Он смотрел прямо на меня, и в его взгляде горела ненависть и такое отвращение, словно он видел перед собой уже начавшую разлагаться дохлую жабу. Его трясло от ярости. Я подумал, что легче было бы умереть, чем пережить такой его взгляд, направленный на меня.
— Энди, пожалуйста, прости… — только и смог прошептать я, меня душили слезы.
— За что?! За что ты сделал это со мной?! — кричал он.
— Энди, прости! — я уже рыдал. — Я… мне… мне крышу снесло. Эта ревность… Ты с этим… Оливером. Когда я представлял, как ты с ним… Я потерял контроль над собой…
— Что?! — воскликнул он почти так же громко, как тогда, когда я взял его, и в его глазах было то же удивление, как тогда, когда мои руки были на его горле. — Из-за этого?! Да ничего у меня с ним не было! Он мне вообще нахрен не был нужен! Я же делал это всё ради тебя!!!
Из глаз его вновь хлынули слезы, прокладывая свежие дорожки по запекшейся на щеках крови. А я молча смотрел на него, ошарашенный его словами.
— Хуй ли ты на меня так смотришь?! — его голос уже хрипел от крика и рыданий. — Ты же сам просил меня играть для тебя эту роль! И я делал, как ты хотел, потому что... блядь!.. я любил тебя!!! Я вообще не хотел этого всего! Я просто хотел быть с тобой! Я боялся, что ты меня бросишь! Что я буду тебе не нужен, если я не буду таким, как тебе хотелось!..
О, если бы я только мог ему не поверить! Но я видел, что это правда. И каждое его слово вонзалось в меня, словно зазубренное лезвие ножа. С нарастающим леденящим ужасом я осознавал, насколько чудовищными были совершенные мною ошибка и преступление. А страшнее всего было понять, что даже такую ошибку можно было бы исправить еще пару часов назад всего лишь коротким разговором, и сейчас я действительно мог бы держать его в объятьях, наслаждаясь взаимной любовью… Но мое преступление… Преступление было непоправимым. Я чувствовал эту непоправимость, но отказывался верить.
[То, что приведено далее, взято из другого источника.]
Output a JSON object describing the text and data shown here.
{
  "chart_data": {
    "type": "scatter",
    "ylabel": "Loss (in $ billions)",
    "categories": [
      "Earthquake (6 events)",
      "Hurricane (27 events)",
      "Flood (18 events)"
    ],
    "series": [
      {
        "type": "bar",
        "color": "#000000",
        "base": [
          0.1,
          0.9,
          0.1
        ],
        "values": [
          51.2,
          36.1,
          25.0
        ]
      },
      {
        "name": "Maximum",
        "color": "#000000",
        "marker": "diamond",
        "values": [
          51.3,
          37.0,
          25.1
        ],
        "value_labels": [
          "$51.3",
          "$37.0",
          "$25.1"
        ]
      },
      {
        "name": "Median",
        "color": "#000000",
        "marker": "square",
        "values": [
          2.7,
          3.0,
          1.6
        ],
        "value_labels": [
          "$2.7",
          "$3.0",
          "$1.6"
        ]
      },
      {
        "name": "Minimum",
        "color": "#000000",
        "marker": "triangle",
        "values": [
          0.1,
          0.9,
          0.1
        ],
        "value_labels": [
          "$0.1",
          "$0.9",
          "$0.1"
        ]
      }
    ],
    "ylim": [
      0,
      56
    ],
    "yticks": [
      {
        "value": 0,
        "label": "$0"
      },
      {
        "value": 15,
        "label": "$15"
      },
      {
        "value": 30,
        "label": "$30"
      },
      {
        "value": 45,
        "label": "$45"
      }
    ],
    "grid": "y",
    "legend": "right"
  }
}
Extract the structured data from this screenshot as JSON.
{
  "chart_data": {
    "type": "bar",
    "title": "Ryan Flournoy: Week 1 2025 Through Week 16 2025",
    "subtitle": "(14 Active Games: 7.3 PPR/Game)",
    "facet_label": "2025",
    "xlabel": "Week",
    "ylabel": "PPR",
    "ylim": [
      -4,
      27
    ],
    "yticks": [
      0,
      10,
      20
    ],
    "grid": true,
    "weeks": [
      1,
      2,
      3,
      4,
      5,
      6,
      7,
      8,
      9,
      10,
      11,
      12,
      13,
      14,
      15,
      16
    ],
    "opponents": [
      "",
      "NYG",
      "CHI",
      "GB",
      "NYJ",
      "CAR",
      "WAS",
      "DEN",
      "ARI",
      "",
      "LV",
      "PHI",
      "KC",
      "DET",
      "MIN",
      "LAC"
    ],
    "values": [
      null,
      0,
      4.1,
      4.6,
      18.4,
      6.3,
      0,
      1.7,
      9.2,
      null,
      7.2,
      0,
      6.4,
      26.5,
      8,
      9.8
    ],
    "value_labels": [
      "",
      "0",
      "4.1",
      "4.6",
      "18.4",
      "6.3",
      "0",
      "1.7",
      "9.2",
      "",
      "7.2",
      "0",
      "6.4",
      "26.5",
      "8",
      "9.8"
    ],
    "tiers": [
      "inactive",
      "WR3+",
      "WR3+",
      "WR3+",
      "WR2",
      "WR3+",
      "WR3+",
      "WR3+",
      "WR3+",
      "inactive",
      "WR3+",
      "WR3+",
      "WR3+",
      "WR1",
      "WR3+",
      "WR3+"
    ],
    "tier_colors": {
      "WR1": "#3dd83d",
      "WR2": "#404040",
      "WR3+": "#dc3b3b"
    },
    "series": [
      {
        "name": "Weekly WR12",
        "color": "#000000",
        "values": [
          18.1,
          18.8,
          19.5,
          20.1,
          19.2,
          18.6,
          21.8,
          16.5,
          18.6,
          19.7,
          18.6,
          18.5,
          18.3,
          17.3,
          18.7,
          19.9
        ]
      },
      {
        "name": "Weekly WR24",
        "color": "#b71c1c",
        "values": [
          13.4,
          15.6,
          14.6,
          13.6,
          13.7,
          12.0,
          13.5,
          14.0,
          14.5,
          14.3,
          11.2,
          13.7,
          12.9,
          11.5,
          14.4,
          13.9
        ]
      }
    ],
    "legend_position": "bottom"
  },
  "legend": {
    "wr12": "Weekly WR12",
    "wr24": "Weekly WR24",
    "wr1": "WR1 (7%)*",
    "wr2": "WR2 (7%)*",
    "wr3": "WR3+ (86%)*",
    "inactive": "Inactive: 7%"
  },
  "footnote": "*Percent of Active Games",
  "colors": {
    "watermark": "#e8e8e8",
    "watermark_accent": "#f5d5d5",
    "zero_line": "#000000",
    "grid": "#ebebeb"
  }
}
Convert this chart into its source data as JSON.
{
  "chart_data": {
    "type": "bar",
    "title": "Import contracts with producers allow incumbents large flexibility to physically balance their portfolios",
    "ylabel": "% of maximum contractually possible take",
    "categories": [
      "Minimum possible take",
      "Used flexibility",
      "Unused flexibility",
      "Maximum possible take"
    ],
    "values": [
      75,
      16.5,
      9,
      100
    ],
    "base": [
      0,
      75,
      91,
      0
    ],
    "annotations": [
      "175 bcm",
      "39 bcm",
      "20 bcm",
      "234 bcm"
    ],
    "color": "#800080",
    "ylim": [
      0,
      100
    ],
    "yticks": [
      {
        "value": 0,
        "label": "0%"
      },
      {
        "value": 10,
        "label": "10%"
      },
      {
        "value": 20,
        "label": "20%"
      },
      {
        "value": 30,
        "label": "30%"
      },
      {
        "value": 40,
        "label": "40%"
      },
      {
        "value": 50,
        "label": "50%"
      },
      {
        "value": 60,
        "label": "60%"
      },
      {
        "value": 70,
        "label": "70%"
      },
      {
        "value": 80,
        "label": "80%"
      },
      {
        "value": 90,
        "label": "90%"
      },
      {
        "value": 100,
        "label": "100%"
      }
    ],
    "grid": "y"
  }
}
— Энди, я люблю тебя, — проговорил я, слегка подаваясь вперед к нему.
— Ложь! Какая ложь! Никогда ты меня не любил! Только использовал! Как игрушку! А теперь ты сломал меня, сломал мою жизнь! Почему ты меня не убил, как собирался?! Лучше бы убил! — он трясся в истерике.
— Энди, клянусь, я люблю тебя, люблю тебя больше жизни! Прости меня, я так виноват! Прошу, позволь мне… — я не знал, что я просил его мне позволить, но, рыдая, я потянул к нему руки…
— Нет!!! — вскричал он, отшатываясь еще дальше и еще судорожнее прижимая к себе простыню. — Не смей! Ненавижу, ненавижу тебя! Убирайся, убирайся отсюда! Чтобы я никогда тебя больше не видел! Не хочу тебя больше видеть! Никогда!
— Энди, пожалуйста, ты всё для меня!
— Если ты сейчас же не уйдешь, то это сделаю я. Только я уйду через окно, и ты меня не остановишь! Или убирайся, или добей меня! Я не могу это больше выносить! Убирайся!
Что мне делать? Сердце разрывалось от мысли оставить его в таком состоянии одного. Но ведь это я был тем монстром, который осуществлял над ним эту пытку и одним своим присутствием увеличивал его страдания. Я поднялся на ноги и остановился в нерешительности.
— Чего ты ждешь?! Когда ты уже наконец сжалишься надо мной и избавишь меня от себя?!
Я пошел к двери. Он упал ничком на кровать, сотрясаясь в рыданиях. Я подумал, что в это мгновение я вижу его в последний раз. Я навсегда лишился моего ангела.